Wulkan Katla jest jednym z czterech, największych, czynnych wulkanów w Islandii. Jest on większy od wulkanu Eyjafjallajokull, który wybuchł w ubiegłym roku i który wywołał duże zamieszanie na świecie. Media patrząc na to, myślą, że skoro Katla jest większa to skutki jej wybuchu będą wręcz katastrofalne dla świata, co według Palla Einarssona jest nieprawdą.
Według tego co powiedział, skutki wybuchu wulkanu nie zależą tylko od jego wielkości, ale od wielu innych czynników. W dużej mierze są to : pogoda podczas erupcji, oraz skład chemiczny pyłów wyrzucanych przez wulkan.
Jako przykład Pall Einarsson, podaje wybuch wulkanu Grimsvotn, który był wiosną tego roku. Siła wybuchu tego wulkanu, była o 10 razy większa od wybuchu Eyjafjallajokull, a jednak miał on bardzo mały wpływ na inne kraje. Einarsson, wyjaśnia, że wybuch Grimsvotn trwał tylko tydzień i dzięki temu, że pogoda była dobra to popiół nie dotarł nad Europę.

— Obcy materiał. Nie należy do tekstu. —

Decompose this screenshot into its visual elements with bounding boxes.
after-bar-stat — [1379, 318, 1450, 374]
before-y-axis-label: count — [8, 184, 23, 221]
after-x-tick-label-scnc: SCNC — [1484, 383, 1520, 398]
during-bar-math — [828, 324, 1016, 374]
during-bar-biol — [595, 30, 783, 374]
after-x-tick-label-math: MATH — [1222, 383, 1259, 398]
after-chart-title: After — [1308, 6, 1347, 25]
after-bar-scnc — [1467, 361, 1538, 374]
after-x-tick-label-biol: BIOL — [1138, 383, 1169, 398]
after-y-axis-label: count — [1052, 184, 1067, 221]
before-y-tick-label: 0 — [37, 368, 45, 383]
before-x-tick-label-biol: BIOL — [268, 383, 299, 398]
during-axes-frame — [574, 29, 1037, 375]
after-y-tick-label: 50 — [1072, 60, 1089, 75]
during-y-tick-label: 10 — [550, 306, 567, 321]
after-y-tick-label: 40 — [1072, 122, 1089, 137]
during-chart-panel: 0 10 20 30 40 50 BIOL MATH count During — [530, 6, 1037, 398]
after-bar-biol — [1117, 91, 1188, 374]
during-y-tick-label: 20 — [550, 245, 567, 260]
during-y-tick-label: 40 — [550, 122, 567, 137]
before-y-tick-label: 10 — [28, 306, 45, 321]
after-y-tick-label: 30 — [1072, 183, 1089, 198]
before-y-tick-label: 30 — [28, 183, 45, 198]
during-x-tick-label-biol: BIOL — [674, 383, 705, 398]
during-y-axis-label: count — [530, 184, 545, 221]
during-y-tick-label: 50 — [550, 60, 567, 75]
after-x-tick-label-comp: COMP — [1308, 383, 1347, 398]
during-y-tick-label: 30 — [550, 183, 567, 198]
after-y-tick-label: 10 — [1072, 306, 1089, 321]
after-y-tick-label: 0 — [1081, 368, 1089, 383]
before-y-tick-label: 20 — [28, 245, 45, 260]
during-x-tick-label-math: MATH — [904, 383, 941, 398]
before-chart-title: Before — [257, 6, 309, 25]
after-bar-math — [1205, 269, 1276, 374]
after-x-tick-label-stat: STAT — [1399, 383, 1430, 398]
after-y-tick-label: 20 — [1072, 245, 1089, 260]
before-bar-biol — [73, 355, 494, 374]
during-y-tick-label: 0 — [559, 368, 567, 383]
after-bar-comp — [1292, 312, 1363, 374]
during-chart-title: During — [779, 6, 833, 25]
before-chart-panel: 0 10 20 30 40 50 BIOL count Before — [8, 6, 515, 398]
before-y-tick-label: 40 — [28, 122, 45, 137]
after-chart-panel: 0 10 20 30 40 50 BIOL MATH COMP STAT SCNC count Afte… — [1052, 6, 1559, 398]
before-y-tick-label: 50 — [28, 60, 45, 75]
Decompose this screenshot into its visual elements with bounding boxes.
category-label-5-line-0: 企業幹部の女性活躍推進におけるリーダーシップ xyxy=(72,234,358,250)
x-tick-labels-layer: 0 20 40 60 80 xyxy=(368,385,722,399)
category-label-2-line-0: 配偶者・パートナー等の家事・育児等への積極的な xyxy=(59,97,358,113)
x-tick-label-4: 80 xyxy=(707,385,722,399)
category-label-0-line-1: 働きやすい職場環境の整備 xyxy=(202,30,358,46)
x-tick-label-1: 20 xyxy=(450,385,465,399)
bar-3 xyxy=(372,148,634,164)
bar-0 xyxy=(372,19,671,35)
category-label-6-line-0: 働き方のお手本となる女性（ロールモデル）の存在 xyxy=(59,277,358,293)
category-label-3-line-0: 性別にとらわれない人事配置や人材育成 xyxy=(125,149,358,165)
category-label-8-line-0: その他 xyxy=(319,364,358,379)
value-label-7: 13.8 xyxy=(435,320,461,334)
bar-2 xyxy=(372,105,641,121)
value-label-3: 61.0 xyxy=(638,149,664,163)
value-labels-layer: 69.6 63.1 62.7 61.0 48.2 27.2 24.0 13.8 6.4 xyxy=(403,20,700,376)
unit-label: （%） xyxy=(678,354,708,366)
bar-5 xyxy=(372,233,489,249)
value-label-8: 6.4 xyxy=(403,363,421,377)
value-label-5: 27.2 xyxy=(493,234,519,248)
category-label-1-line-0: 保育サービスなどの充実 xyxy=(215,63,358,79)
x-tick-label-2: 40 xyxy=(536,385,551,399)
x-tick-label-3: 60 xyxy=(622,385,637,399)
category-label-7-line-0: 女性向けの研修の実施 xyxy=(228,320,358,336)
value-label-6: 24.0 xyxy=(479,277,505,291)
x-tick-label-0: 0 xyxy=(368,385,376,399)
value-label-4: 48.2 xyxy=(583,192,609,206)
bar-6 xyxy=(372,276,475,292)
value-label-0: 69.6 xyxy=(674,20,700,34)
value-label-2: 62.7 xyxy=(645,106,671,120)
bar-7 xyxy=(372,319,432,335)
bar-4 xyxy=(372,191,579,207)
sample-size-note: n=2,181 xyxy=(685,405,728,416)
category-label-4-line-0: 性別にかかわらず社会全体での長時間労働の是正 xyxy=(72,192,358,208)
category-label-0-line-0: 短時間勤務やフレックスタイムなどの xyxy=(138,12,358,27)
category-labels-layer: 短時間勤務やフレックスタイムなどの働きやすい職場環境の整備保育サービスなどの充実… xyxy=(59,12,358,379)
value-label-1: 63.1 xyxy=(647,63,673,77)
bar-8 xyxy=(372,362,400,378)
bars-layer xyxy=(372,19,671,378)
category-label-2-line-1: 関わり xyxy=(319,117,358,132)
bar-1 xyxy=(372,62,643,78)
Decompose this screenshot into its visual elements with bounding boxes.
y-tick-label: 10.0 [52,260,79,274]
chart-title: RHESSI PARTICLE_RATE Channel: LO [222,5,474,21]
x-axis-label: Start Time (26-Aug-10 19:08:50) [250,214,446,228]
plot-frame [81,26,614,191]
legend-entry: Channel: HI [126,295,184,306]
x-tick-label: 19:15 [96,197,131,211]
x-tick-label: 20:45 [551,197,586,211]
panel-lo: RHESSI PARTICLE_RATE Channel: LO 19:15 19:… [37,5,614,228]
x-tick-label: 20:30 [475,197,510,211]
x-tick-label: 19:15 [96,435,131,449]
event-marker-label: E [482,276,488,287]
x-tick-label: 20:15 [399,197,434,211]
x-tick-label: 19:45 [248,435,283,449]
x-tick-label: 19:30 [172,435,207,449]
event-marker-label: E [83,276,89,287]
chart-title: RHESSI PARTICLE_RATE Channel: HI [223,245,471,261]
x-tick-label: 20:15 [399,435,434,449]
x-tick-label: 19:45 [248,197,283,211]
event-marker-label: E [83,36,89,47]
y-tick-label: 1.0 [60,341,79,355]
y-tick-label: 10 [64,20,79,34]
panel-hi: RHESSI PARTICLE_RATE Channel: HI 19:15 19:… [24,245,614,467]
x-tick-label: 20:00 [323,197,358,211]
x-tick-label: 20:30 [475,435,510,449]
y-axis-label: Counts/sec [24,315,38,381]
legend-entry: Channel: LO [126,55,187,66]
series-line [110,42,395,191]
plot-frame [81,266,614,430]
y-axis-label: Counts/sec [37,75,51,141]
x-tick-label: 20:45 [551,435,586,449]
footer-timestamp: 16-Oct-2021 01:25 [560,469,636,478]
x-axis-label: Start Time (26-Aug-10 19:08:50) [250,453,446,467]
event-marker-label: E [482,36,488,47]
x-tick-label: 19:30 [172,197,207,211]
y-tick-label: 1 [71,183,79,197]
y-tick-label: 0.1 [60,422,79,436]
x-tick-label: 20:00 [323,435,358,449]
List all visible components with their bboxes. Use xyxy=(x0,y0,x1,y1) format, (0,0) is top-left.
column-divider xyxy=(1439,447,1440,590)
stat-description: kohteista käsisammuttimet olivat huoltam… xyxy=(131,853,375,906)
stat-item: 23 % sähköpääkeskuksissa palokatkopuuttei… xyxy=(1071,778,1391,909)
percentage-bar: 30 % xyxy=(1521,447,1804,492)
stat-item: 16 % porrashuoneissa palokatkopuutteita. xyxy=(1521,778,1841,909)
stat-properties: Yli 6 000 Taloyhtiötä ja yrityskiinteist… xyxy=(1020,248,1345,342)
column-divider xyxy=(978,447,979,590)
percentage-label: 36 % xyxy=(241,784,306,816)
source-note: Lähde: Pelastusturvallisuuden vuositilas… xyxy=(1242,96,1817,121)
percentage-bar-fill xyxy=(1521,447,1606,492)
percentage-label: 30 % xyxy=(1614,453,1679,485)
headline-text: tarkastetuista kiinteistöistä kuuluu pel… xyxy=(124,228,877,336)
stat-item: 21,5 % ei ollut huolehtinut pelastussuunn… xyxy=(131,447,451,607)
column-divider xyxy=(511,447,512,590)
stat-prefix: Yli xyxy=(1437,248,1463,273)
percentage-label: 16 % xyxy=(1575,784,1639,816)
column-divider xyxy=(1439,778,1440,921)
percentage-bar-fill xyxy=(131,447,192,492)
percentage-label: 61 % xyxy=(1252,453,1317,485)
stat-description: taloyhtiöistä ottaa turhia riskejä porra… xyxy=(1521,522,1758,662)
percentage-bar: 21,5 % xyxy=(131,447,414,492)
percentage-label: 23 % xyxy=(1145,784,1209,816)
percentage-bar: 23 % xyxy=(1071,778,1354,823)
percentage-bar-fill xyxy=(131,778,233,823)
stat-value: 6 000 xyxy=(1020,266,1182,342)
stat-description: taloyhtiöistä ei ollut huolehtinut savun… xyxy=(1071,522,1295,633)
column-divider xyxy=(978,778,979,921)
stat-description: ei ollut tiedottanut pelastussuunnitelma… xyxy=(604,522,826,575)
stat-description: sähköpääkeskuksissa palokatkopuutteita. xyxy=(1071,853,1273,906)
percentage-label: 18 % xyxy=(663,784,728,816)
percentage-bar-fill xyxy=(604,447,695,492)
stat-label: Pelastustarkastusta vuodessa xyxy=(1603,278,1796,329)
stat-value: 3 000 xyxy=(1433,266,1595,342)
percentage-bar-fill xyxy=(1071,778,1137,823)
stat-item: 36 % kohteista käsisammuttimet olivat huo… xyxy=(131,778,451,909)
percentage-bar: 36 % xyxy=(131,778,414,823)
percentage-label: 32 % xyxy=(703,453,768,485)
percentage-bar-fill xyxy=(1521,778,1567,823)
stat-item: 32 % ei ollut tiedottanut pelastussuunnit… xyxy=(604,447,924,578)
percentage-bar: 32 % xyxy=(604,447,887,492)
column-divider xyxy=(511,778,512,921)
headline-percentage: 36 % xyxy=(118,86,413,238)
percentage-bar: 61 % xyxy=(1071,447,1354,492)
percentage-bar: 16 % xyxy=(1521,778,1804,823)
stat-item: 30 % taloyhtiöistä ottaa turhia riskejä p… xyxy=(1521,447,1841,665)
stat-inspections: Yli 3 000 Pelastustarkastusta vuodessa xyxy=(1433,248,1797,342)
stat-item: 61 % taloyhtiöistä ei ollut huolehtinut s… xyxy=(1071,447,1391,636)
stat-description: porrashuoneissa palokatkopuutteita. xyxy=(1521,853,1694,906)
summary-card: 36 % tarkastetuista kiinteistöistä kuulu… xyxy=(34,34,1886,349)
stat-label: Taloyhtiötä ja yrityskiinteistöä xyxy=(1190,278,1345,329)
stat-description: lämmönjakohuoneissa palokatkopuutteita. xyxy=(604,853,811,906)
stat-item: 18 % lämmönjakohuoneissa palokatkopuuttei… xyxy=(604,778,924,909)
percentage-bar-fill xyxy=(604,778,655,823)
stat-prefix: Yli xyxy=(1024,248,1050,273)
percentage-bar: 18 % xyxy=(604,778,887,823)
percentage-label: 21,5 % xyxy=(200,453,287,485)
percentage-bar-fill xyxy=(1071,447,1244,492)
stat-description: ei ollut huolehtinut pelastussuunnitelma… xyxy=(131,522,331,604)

Profesor, w rozmowie z agencją prasową Xinhua, dodał : „Myślę, że wybuch wulkanu Eyjafjallajokull, otworzył ludziom oczy na to , że wulkany mogą mieć globalny wpływ na życie wszystkich ludzi i z tego powodu wszyscy obawiają się kolejnych wybuchów, które wcale nie muszą nieść za sobą takich skutków jak Eyafjatllajokull.”